The honest reading of Badawi's own framing — fraud losses, extortion cases, a real uptick in scam complaints — supports the betting and extortion provisions. It does not support the rumours clause, which is a public-order concept dressed in cybercrime language. Egypt does not lack tools to prosecute genuine defamation or incitement; what the "despair" standard adds is discretion, not clarity.
The children's bill is moving the right way — slowly
By contrast, the pending child social-media legislation is being handled with more care. It follows seven parliamentary hearings and, as of this writing, still has no submitted text — a pace that allows for input from child-welfare bodies and specialists rather than a rushed floor vote. President Abdel Fattah el-Sisi's original call was framed around digital addiction and age-appropriate exposure, a legitimate child-safety concern shared by regulators from the EU to Australia. The risk to watch is not the deliberative pace but whether the eventual bill imports the same undefined-harm drafting style as the "despair" clause — vague content standards translate just as poorly when applied to protecting children as when applied to policing adult speech.
What good drafting would look like
Parliament should decouple these provisions rather than pass them as one bundle.

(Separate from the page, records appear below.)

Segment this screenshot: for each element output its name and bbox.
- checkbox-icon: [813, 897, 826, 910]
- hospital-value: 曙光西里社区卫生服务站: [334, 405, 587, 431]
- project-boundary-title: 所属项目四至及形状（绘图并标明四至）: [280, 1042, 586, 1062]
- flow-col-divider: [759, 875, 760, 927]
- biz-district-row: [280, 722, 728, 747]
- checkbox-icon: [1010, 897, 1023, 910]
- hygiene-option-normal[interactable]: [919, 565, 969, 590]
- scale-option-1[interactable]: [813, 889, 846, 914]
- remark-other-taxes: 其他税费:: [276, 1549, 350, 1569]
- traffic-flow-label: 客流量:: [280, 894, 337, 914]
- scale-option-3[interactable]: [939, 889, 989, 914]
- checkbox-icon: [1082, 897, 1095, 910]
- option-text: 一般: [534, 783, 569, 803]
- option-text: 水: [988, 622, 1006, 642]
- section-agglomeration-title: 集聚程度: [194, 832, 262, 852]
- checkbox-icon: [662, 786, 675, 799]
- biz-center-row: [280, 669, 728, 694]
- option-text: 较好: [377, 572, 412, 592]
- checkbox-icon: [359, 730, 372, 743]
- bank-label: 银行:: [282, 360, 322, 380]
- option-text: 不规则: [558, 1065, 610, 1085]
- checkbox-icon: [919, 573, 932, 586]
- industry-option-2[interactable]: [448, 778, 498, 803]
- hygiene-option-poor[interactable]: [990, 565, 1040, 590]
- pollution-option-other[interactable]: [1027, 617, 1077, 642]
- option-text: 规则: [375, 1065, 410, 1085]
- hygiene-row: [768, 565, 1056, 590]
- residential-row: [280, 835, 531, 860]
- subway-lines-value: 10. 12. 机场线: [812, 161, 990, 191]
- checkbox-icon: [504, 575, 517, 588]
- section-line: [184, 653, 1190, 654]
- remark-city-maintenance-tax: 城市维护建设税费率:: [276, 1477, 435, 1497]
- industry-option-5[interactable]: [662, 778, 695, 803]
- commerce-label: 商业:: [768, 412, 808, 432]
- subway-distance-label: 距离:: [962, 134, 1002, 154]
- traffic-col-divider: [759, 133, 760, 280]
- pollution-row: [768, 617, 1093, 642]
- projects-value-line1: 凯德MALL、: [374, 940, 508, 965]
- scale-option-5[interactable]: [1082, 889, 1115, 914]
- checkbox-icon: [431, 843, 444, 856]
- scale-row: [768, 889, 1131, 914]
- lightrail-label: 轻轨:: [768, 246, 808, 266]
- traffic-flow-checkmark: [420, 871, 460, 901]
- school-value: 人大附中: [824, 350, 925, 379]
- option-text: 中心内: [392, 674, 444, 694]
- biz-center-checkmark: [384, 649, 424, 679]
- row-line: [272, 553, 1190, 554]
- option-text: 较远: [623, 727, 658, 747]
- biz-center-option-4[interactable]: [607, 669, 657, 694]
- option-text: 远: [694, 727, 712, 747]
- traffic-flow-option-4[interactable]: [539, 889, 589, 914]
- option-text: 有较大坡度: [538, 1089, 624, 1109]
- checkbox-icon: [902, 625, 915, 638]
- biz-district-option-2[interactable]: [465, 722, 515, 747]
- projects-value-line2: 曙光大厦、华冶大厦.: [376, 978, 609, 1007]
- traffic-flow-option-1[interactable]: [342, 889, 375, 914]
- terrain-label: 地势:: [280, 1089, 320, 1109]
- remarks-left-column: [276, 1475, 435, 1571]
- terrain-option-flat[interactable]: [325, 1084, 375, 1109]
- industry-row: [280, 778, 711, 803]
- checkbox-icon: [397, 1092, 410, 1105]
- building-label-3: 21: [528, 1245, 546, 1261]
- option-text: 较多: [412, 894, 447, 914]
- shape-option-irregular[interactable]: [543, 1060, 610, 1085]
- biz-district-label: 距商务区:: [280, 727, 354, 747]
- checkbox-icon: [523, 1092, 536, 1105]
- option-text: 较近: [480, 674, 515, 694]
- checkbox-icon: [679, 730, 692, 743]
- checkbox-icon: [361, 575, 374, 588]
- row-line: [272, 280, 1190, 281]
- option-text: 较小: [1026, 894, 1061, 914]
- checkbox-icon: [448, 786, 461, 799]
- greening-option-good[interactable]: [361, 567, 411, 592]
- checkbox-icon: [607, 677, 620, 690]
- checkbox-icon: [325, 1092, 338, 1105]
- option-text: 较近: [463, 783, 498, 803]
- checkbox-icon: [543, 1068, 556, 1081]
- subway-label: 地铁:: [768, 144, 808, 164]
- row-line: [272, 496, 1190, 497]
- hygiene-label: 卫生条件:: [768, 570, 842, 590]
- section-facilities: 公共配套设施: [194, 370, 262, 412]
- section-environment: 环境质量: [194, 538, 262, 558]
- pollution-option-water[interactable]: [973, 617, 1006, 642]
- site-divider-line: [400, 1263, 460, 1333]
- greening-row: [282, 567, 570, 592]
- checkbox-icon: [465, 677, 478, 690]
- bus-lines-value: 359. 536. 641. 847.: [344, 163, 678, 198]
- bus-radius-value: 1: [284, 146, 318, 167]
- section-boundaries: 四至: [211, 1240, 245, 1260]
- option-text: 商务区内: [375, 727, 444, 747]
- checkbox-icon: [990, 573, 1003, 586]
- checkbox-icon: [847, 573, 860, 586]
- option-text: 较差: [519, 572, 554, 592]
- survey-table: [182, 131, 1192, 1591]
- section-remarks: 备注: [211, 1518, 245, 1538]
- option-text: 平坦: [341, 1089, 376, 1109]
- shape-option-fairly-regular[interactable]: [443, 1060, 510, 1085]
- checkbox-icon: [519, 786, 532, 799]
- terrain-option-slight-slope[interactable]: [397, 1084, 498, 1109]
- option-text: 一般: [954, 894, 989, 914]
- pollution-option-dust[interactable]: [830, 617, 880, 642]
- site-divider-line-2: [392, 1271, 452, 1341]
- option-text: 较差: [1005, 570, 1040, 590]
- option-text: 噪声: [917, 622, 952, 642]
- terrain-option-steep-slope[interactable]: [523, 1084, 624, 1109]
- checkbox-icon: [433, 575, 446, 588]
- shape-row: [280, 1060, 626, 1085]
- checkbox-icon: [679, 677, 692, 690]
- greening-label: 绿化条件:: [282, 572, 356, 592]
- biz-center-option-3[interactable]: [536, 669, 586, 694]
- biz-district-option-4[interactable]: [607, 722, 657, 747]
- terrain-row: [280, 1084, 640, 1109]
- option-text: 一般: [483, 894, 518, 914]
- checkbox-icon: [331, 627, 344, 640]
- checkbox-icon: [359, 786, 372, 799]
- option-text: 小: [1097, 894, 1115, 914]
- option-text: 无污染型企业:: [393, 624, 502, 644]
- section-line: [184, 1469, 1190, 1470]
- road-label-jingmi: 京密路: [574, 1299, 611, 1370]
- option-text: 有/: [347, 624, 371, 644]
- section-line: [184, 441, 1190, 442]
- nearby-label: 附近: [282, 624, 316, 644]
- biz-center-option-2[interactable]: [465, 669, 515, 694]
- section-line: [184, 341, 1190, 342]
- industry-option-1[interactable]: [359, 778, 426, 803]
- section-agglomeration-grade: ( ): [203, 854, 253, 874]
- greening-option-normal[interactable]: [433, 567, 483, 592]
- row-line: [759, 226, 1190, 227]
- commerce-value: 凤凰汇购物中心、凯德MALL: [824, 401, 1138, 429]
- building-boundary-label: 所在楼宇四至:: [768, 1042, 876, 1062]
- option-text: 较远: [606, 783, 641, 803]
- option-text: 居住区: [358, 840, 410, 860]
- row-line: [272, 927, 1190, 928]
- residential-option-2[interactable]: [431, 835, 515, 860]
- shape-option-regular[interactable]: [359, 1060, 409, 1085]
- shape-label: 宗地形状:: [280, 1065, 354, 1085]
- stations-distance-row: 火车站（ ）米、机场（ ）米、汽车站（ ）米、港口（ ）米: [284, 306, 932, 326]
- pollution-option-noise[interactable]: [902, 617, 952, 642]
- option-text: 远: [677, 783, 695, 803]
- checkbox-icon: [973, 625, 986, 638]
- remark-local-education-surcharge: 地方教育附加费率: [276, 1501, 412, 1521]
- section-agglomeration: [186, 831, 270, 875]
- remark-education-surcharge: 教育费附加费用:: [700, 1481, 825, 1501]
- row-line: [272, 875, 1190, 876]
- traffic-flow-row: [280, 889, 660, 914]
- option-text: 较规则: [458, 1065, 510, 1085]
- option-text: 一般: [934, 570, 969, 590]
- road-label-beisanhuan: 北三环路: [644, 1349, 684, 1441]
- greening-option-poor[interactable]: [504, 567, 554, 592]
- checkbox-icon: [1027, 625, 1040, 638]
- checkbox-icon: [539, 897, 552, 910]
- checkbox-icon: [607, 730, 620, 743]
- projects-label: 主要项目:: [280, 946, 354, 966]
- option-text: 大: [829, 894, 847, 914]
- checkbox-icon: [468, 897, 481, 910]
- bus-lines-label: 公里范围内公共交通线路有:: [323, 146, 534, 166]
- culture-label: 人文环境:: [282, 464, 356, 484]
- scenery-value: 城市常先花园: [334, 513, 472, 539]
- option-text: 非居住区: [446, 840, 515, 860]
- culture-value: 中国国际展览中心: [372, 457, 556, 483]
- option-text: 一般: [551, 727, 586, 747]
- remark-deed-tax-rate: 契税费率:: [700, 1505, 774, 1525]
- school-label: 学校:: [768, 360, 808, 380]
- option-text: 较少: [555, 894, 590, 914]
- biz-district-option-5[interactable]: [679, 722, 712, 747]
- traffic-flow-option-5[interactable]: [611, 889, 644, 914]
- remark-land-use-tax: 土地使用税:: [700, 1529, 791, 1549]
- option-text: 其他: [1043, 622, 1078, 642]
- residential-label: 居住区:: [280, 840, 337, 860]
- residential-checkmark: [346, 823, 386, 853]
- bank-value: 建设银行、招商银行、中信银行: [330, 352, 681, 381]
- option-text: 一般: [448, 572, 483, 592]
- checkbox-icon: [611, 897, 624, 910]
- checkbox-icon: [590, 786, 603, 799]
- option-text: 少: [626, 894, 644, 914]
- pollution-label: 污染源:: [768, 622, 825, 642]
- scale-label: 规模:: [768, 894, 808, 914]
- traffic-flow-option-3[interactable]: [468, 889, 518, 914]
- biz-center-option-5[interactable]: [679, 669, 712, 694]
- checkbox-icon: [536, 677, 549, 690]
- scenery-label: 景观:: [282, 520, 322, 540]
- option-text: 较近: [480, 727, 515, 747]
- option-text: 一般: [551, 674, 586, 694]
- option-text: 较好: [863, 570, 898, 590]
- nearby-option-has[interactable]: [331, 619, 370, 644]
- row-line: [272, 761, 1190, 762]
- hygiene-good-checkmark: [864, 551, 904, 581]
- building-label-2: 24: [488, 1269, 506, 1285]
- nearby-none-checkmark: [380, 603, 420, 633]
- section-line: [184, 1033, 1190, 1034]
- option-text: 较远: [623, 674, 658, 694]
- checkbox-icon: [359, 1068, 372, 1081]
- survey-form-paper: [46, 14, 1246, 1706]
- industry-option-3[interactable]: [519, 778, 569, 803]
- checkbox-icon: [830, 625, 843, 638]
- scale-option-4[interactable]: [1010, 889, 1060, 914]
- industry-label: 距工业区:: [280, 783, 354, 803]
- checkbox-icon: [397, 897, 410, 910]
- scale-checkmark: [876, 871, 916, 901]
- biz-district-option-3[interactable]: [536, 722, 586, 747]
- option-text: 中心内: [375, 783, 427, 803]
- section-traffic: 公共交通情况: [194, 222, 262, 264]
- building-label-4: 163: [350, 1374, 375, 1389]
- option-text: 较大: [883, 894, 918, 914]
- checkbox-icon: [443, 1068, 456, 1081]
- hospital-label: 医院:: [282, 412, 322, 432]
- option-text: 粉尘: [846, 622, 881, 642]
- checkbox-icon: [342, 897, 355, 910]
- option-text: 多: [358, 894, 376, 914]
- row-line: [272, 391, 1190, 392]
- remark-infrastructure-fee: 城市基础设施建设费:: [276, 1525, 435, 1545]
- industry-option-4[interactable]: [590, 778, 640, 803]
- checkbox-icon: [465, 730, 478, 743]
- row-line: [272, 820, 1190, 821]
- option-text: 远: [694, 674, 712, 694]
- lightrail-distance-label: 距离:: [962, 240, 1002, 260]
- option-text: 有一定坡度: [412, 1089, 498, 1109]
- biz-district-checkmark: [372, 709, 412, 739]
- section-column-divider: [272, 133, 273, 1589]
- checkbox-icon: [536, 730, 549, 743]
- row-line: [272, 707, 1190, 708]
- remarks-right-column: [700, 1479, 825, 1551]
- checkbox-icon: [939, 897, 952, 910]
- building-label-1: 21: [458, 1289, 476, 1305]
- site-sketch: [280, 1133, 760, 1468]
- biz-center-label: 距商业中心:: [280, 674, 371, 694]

The betting and extortion amendments are narrow, specific, and enforcement-focused — they can proceed on their own merits. The "climate of despair" language should be rewritten with an objective falsity standard, a demonstrable-harm threshold, and judicial sign-off before any blocking action, given that current law already permits blocking without one. Bundling a well-drafted fraud statute with an undefined speech offense invites exactly the kind of enforcement uncertainty proportionate regulation is supposed to eliminate.